Het gilde van Onze Lieve Vrouw van de Zeven Weeën dat in Lierop bekend staat als de "rooi schut", is in het bezit van de originele oprichtingsakte. Uit dit perkamenten document blijkt dat in 1527 de schutterij die toen dus reeds bestond, had besloten een broederschap op te richten ter ere van Onze Lieve Vrouw van de Zeven Weeën. Het huidige gilde is een voortzetting van deze broederschap die beloofde Maria op een bijzondere wijze te vereren. Dit betekende dat de gildebroeders de zeven smarten of zeven weeën van Maria steeds in herinnering zou blijven roepen. Onder de zeven weeën van Maria worden de zeven droevigste momenten uit haar leven verstaan. Naast (1) de geboorte van Jezus in een tochtige stal heeft Maria verdriet gehad over (2) de vlucht van jezus naar Egypte, (3) de vermissing van Jezus op twaalf-jarige leeftijd, (4) de dood van de Heilige Josef, (5) de ontmoeting met Jezus op de kruisweg, (6) de dood van Jezus en (7) zijn begrafenis.

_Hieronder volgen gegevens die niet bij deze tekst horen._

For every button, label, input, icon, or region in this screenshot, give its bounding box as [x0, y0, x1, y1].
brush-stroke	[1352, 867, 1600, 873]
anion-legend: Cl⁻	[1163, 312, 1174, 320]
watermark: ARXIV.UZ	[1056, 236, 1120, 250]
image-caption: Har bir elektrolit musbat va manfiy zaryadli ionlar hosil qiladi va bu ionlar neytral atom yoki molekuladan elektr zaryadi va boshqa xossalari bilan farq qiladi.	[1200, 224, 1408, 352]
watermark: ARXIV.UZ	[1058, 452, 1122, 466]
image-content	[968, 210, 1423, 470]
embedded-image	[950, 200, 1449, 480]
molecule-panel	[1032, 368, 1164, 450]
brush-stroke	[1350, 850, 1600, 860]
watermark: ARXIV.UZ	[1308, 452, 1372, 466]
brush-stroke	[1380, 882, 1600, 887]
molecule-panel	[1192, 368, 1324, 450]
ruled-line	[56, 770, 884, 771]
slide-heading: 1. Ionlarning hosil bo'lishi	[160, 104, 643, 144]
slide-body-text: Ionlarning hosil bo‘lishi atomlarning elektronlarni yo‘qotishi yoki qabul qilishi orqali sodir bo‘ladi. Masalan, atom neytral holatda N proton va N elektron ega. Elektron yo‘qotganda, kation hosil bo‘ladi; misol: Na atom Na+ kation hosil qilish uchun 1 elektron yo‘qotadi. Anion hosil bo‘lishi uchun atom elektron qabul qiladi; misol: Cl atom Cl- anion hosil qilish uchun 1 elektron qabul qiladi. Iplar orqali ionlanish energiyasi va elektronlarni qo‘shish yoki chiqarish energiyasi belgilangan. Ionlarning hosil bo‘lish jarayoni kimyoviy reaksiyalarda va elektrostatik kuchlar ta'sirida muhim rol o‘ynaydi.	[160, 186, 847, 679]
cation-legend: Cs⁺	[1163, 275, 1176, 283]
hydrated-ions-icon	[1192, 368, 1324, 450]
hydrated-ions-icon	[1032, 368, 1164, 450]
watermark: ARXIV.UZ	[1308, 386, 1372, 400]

Naast de oprichtingsakte bezat het gilde nog in deze eeuw twee oude gildekaarten. Deze caerten of reglementen zijn helaas verloren gegaan. Wel weet men uit afschrift van Kapelaan Brekelmans, dat hierin vooral huishoudelijke regels waren die hierin waren vastgelegd. Zo was bepaald dat de koning en de koningin vrij gehouden zouden worden op teerdag. Vele artikelen binnen het reglement waren er op gericht de kameraadschap onder de gildebroeders in stad te houden. Zo was het vanzelfsprekend dat bij de bruiloft van een schutsbroeder iedereen aanwezig was om het bruidspaar naar de kerk te begeleiden.

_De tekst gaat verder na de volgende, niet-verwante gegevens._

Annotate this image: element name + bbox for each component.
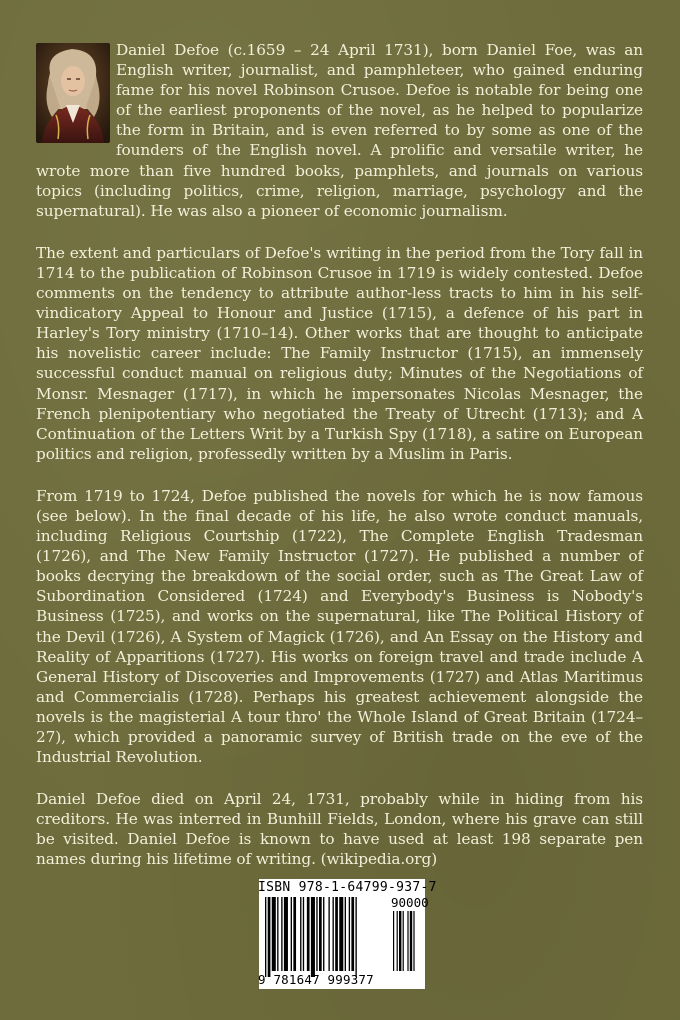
price-code: 90000: [391, 895, 429, 910]
bio-paragraph-1-text: Daniel Defoe (c.1659 – 24 April 1731), born Daniel Foe, was an English writer, journalist, and pamphleteer, who gained enduring fame for his novel Robinson Crusoe. Defoe is notable for being one of the earliest proponents of the novel, as he helped to popularize the form in Britain, and is even referred to by some as one of the founders of the English novel. A prolific and versatile writer, he wrote more than five hundred books, pamphlets, and journals on various topics (including politics, crime, religion, marriage, psychology and the supernatural). He was also a pioneer of economic journalism.: [36, 41, 643, 220]
ean-digits: 9 781647 999377: [258, 972, 374, 987]
author-portrait: [36, 43, 110, 143]
bio-paragraph-4: Daniel Defoe died on April 24, 1731, probably while in hiding from his creditors. He was interred in Bunhill Fields, London, where his grave can still be visited. Daniel Defoe is known to have used at least 198 separate pen names during his lifetime of writing. (wikipedia.org): [36, 790, 643, 869]
bio-paragraph-1: [36, 40, 643, 221]
bio-paragraph-3: From 1719 to 1724, Defoe published the novels for which he is now famous (see below). In the final decade of his life, he also wrote conduct manuals, including Religious Courtship (1722), The Complete English Tradesman (1726), and The New Family Instructor (1727). He published a number of books decrying the breakdown of the social order, such as The Great Law of Subordination Considered (1724) and Everybody's Business is Nobody's Business (1725), and works on the supernatural, like The Political History of the Devil (1726), A System of Magick (1726), and An Essay on the History and Reality of Apparitions (1727). His works on foreign travel and trade include A General History of Discoveries and Improvements (1727) and Atlas Maritimus and Commercialis (1728). Perhaps his greatest achievement alongside the novels is the magisterial A tour thro' the Whole Island of Great Britain (1724–27), which provided a panoramic survey of British trade on the eve of the Industrial Revolution.: [36, 486, 643, 767]
bio-paragraph-2: The extent and particulars of Defoe's writing in the period from the Tory fall in 1714 to the publication of Robinson Crusoe in 1719 is widely contested. Defoe comments on the tendency to attribute author-less tracts to him in his self-vindicatory Appeal to Honour and Justice (1715), a defence of his part in Harley's Tory ministry (1710–14). Other works that are thought to anticipate his novelistic career include: The Family Instructor (1715), an immensely successful conduct manual on religious duty; Minutes of the Negotiations of Monsr. Mesnager (1717), in which he impersonates Nicolas Mesnager, the French plenipotentiary who negotiated the Treaty of Utrecht (1713); and A Continuation of the Letters Writ by a Turkish Spy (1718), a satire on European politics and religion, professedly written by a Muslim in Paris.: [36, 243, 643, 463]
back-cover-text: [36, 40, 643, 892]
isbn-label: ISBN 978-1-64799-937-7: [258, 880, 437, 895]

Een bewaard gebleven koningsvogel die dateert uit 1545, is het eerste tastbare bewijs dat het gilde in de 16e eeuw moet hebben bestaan. Naast deze koningsvogel bezit het gilde momenteel 66 koningschilden waarvan de oudste uit de zeventiende en de achttiende eeuw dateren. De afbeeldingen geven meestal het beroep van de koning aan. Omdat tot voor kort de meeste inwoners van Lierop boer waren, tref je veel ploegen op de koningsschilden aan. Vele schilden van voor 1900 zijn verloren gegaan. Een van de oorzaken is geweest dat de schilden geschuurd werden met zilverzand. De glans kwam weliswaar terug, maar telkens verdween er een laagje zilver. Op den duur werden de letters en afbeeldingen weggeschuurd en werden de koningsplaten onleesbaar. Het zijn ongetwijfeld deze vergeten schilden geweest die in 1824 aan de Helmondse Zilversmid Hermans voor F 18,- werden verkocht. Het koningsschild van Peter Hermens is inmiddels weer terug in Lierop het schild dateert uit 1769, was in handen gekomen van Baron van den Bogaerde, eens gouverneur van Noord-Brabant en verwoed zilververzamelaar.

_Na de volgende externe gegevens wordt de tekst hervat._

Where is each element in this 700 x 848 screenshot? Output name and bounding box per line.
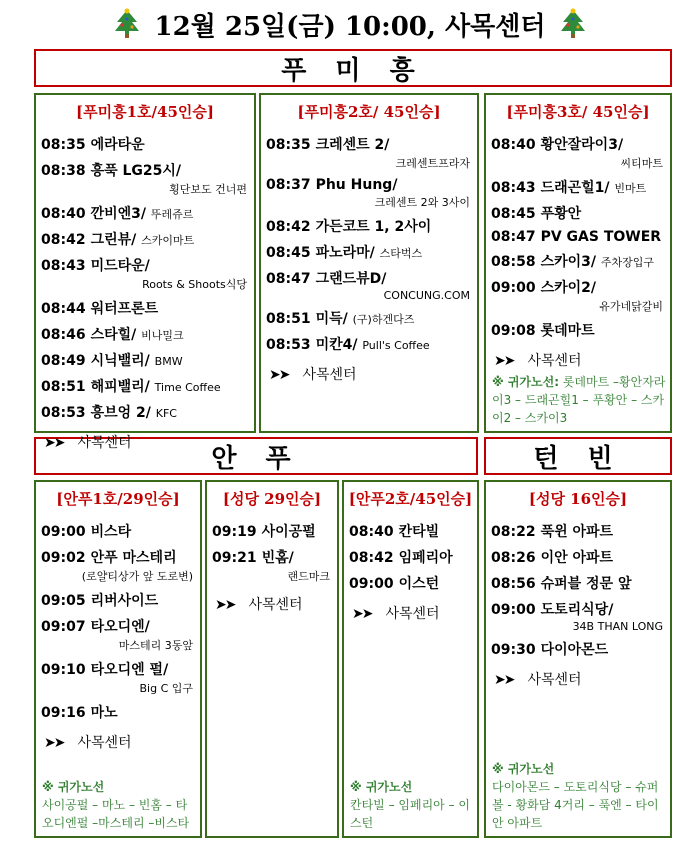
stop-line [41,547,197,567]
destination-name: 사목센터 [248,597,303,613]
stop-name: 미칸4/ [315,337,358,353]
stop-time: 09:08 [491,323,536,339]
stop-line [491,177,667,197]
stop-item [36,324,254,344]
stop-name: 황안잘라이3/ [540,137,624,153]
stop-line [491,277,667,297]
stop-time: 09:19 [212,524,257,540]
stop-landmark: CONCUNG.COM [383,289,470,302]
stop-time: 08:53 [41,405,86,421]
route-box [342,480,479,838]
stop-landmark: (구)하겐다즈 [352,313,415,326]
stop-item [344,573,477,593]
stop-line [41,350,251,370]
stop-name: 그랜드뷰D/ [315,271,387,287]
route-box [484,480,672,838]
stop-line [349,573,474,593]
route-box [259,93,479,433]
return-route-label: ※ 귀가노선 [492,762,555,776]
destination-name: 사목센터 [527,672,582,688]
destination [486,350,670,370]
christmas-tree-icon [113,8,141,40]
stop-name: 깐비엔3/ [90,206,147,222]
stop-name: 롯데마트 [540,323,595,339]
stop-time: 08:47 [491,229,536,245]
destination-name: 사목센터 [385,606,440,622]
stop-line [41,229,251,249]
stop-line [41,521,197,541]
stop-name: 파노라마/ [315,245,375,261]
destination [344,603,477,623]
stop-time: 09:00 [41,524,86,540]
stop-item [207,547,337,584]
stop-item [261,216,477,236]
stop-item [486,573,670,593]
stop-time: 08:56 [491,576,536,592]
destination [486,669,670,689]
return-route [486,760,670,832]
stop-line [41,616,197,636]
stop-line [41,376,251,396]
stop-time: 08:45 [491,206,536,222]
stop-time: 09:00 [349,576,394,592]
stop-time: 08:35 [266,137,311,153]
stop-landmark: 유가네닭갈비 [599,300,663,313]
stop-time: 08:40 [491,137,536,153]
stop-line [212,547,334,567]
stop-name: 비스타 [90,524,132,540]
stop-item [261,134,477,171]
stop-item [486,229,670,245]
stop-landmark: 스타벅스 [379,247,423,260]
stop-line [41,659,197,679]
stop-landmark: 횡단보도 건너편 [169,183,247,196]
stop-item [486,547,670,567]
stop-item [36,160,254,197]
stop-item [261,242,477,262]
stop-name: PV GAS TOWER [540,229,662,245]
stop-time: 08:42 [266,219,311,235]
stop-landmark: Big C 입구 [139,682,193,695]
stop-item [486,320,670,340]
stop-time: 08:42 [41,232,86,248]
stop-time: 09:30 [491,642,536,658]
stop-time: 08:40 [41,206,86,222]
route-title: [푸미흥3호/ 45인승] [506,103,650,121]
stop-time: 09:00 [491,602,536,618]
stop-name: 가든코트 1, 2사이 [315,219,432,235]
stop-name: 흥브엉 2/ [90,405,151,421]
destination [207,594,337,614]
double-arrow-icon: ➤➤ [352,606,372,622]
stop-line [41,134,251,154]
stop-landmark: 마스테리 3동앞 [118,639,193,652]
route-title: [안푸2호/45인승] [348,490,473,508]
stop-time: 09:05 [41,593,86,609]
stop-name: 스카이2/ [540,280,597,296]
stop-name: 크레센트 2/ [315,137,390,153]
stop-item [36,203,254,223]
stop-name: 그린뷰/ [90,232,137,248]
stop-item [261,334,477,354]
stop-time: 08:51 [266,311,311,327]
christmas-tree-icon [559,8,587,40]
double-arrow-icon: ➤➤ [44,735,64,751]
stop-name: 슈퍼블 정문 앞 [540,576,632,592]
stop-item [36,659,200,696]
return-route [36,778,200,832]
stop-line [41,203,251,223]
destination [36,432,254,452]
destination-name: 사목센터 [527,353,582,369]
stop-line [349,521,474,541]
stop-line [491,521,667,541]
stop-item [486,599,670,633]
destination-name: 사목센터 [77,435,132,451]
stop-name: 흥푹 LG25시/ [90,163,182,179]
stop-time: 08:37 [266,177,311,193]
stop-item [36,298,254,318]
stop-line [491,599,667,619]
double-arrow-icon: ➤➤ [44,435,64,451]
stop-name: 에라타운 [90,137,145,153]
stop-line [491,134,667,154]
stop-item [36,255,254,292]
stop-name: 해피밸리/ [90,379,150,395]
stop-line [491,573,667,593]
stop-item [486,134,670,171]
return-route-text: 다이아몬드 – 도토리식당 – 슈퍼볼 - 황화담 4거리 – 푹엔 – 타이안 아파트 [492,780,659,830]
stop-landmark: 스카이마트 [141,234,195,247]
route-box [484,93,672,433]
route-title: [성당 16인승] [528,490,628,508]
stop-name: 미드타운/ [90,258,150,274]
region-header-anphu: 안 푸 [34,437,478,475]
stop-item [486,277,670,314]
stop-line [41,402,251,422]
double-arrow-icon: ➤➤ [494,672,514,688]
double-arrow-icon: ➤➤ [269,367,289,383]
stop-landmark: 주차장입구 [600,256,655,269]
stop-name: 이스턴 [398,576,440,592]
stop-line [491,639,667,659]
stop-time: 08:51 [41,379,86,395]
stop-landmark: 크레센트프라자 [395,157,470,170]
return-route [344,778,477,832]
stop-landmark: (로얄티상가 앞 도로변) [81,570,193,583]
stop-line [41,298,251,318]
return-route [486,373,670,427]
stop-time: 08:43 [41,258,86,274]
return-route-text: 사이공펄 – 마노 – 빈홈 – 타오디엔펄 –마스테리 –비스타 [42,798,190,830]
stop-name: 스타힐/ [90,327,137,343]
stop-name: 푸황안 [540,206,582,222]
stop-line [41,160,251,180]
stop-item [207,521,337,541]
stop-item [36,134,254,154]
stop-landmark: Roots & Shoots식당 [142,278,247,291]
stop-line [212,521,334,541]
stop-landmark: KFC [155,407,177,420]
stop-line [41,255,251,275]
stop-line [266,177,474,193]
stop-time: 08:49 [41,353,86,369]
stop-time: 08:26 [491,550,536,566]
stop-line [491,251,667,271]
return-route-text: 롯데마트 –황안자라이3 – 드래곤힐1 – 푸황안 – 스카이2 – 스카이3 [492,375,666,425]
stop-landmark: Time Coffee [154,381,221,394]
stop-line [266,268,474,288]
stop-name: 빈홈/ [261,550,294,566]
stop-time: 09:02 [41,550,86,566]
page-title [0,6,700,42]
return-route-label: ※ 귀가노선 [42,780,105,794]
stop-time: 09:21 [212,550,257,566]
stop-landmark: 크레센트 2와 3사이 [374,196,470,209]
stop-time: 08:46 [41,327,86,343]
stop-time: 09:10 [41,662,86,678]
destination-name: 사목센터 [77,735,132,751]
stop-item [261,268,477,302]
stop-item [36,702,200,722]
stop-line [266,134,474,154]
route-box [34,480,202,838]
stop-time: 08:35 [41,137,86,153]
stop-line [491,229,667,245]
stop-item [36,590,200,610]
stop-line [349,547,474,567]
stop-line [41,324,251,344]
stop-item [486,251,670,271]
stop-item [36,350,254,370]
stop-name: 리버사이드 [90,593,159,609]
stop-item [486,521,670,541]
stop-time: 08:42 [349,550,394,566]
destination-name: 사목센터 [302,367,357,383]
stop-line [491,320,667,340]
stop-name: 시닉밸리/ [90,353,150,369]
return-route-label: ※ 귀가노선 [350,780,413,794]
double-arrow-icon: ➤➤ [215,597,235,613]
stop-time: 09:16 [41,705,86,721]
stop-line [266,242,474,262]
route-title: [푸미흥1호/45인승] [76,103,214,121]
stop-name: 푹윈 아파트 [540,524,614,540]
region-header-phumyhung: 푸 미 흥 [34,49,672,87]
stop-item [486,177,670,197]
stop-line [41,702,197,722]
stop-name: 타오디엔 펄/ [90,662,169,678]
stop-time: 09:00 [491,280,536,296]
stop-item [486,203,670,223]
stop-item [486,639,670,659]
destination [261,364,477,384]
stop-name: 이안 아파트 [540,550,614,566]
stop-time: 08:40 [349,524,394,540]
stop-item [36,229,254,249]
stop-line [491,547,667,567]
stop-time: 08:45 [266,245,311,261]
stop-item [344,547,477,567]
stop-landmark: 랜드마크 [287,570,330,583]
route-box [205,480,339,838]
stop-item [36,616,200,653]
stop-line [266,308,474,328]
destination [36,732,200,752]
stop-landmark: 씨티마트 [620,157,663,170]
double-arrow-icon: ➤➤ [494,353,514,369]
stop-name: 마노 [90,705,118,721]
stop-item [261,308,477,328]
stop-time: 08:38 [41,163,86,179]
stop-item [36,521,200,541]
title-text: 12월 25일(금) 10:00, 사목센터 [154,11,546,42]
route-title: [푸미흥2호/ 45인승] [297,103,441,121]
stop-name: 사이공펄 [261,524,316,540]
stop-time: 08:47 [266,271,311,287]
stop-name: Phu Hung/ [315,177,398,193]
stop-time: 08:22 [491,524,536,540]
stop-name: 도토리식당/ [540,602,614,618]
stop-line [266,334,474,354]
stop-time: 08:44 [41,301,86,317]
stop-time: 09:07 [41,619,86,635]
stop-time: 08:43 [491,180,536,196]
stop-time: 08:53 [266,337,311,353]
stop-name: 미득/ [315,311,348,327]
stop-item [261,177,477,210]
return-route-text: 칸타빌 – 임페리아 – 이스턴 [350,798,470,830]
stop-name: 임페리아 [398,550,453,566]
stop-landmark: 뚜레쥬르 [150,208,194,221]
region-header-thaodien: 턴 빈 [484,437,672,475]
stop-name: 타오디엔/ [90,619,150,635]
stop-item [36,376,254,396]
stop-landmark: BMW [154,355,183,368]
return-route-label: ※ 귀가노선: [492,375,560,389]
stop-name: 칸타빌 [398,524,440,540]
stop-time: 08:58 [491,254,536,270]
stop-name: 스카이3/ [540,254,597,270]
stop-landmark: 빈마트 [614,182,647,195]
stop-item [36,547,200,584]
stop-line [41,590,197,610]
stop-landmark: 비나밀크 [141,329,184,342]
route-title: [안푸1호/29인승] [56,490,180,508]
stop-landmark: 34B THAN LONG [572,620,663,633]
stop-name: 다이아몬드 [540,642,609,658]
stop-name: 워터프론트 [90,301,159,317]
route-title: [성당 29인승] [222,490,322,508]
stop-name: 드래곤힐1/ [540,180,610,196]
stop-item [36,402,254,422]
stop-line [266,216,474,236]
route-box [34,93,256,451]
stop-landmark: Pull's Coffee [362,339,430,352]
stop-name: 안푸 마스테리 [90,550,177,566]
stop-item [344,521,477,541]
stop-line [491,203,667,223]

In het rijke gilde-archief bevinden zich ook verschillende ledenlijsten. De dekens hebben eeuwenlang nauwkeurig bijgehouden wie er tot de broederschap toetraden. De oudste ledenlijst die nog bewaard is gebleven, bevat namen van enkele vooraanstaande inwoners van Lierop. Zo was aan het begin van de 17e eeuw de Lieropse pastoor lid van het gilde.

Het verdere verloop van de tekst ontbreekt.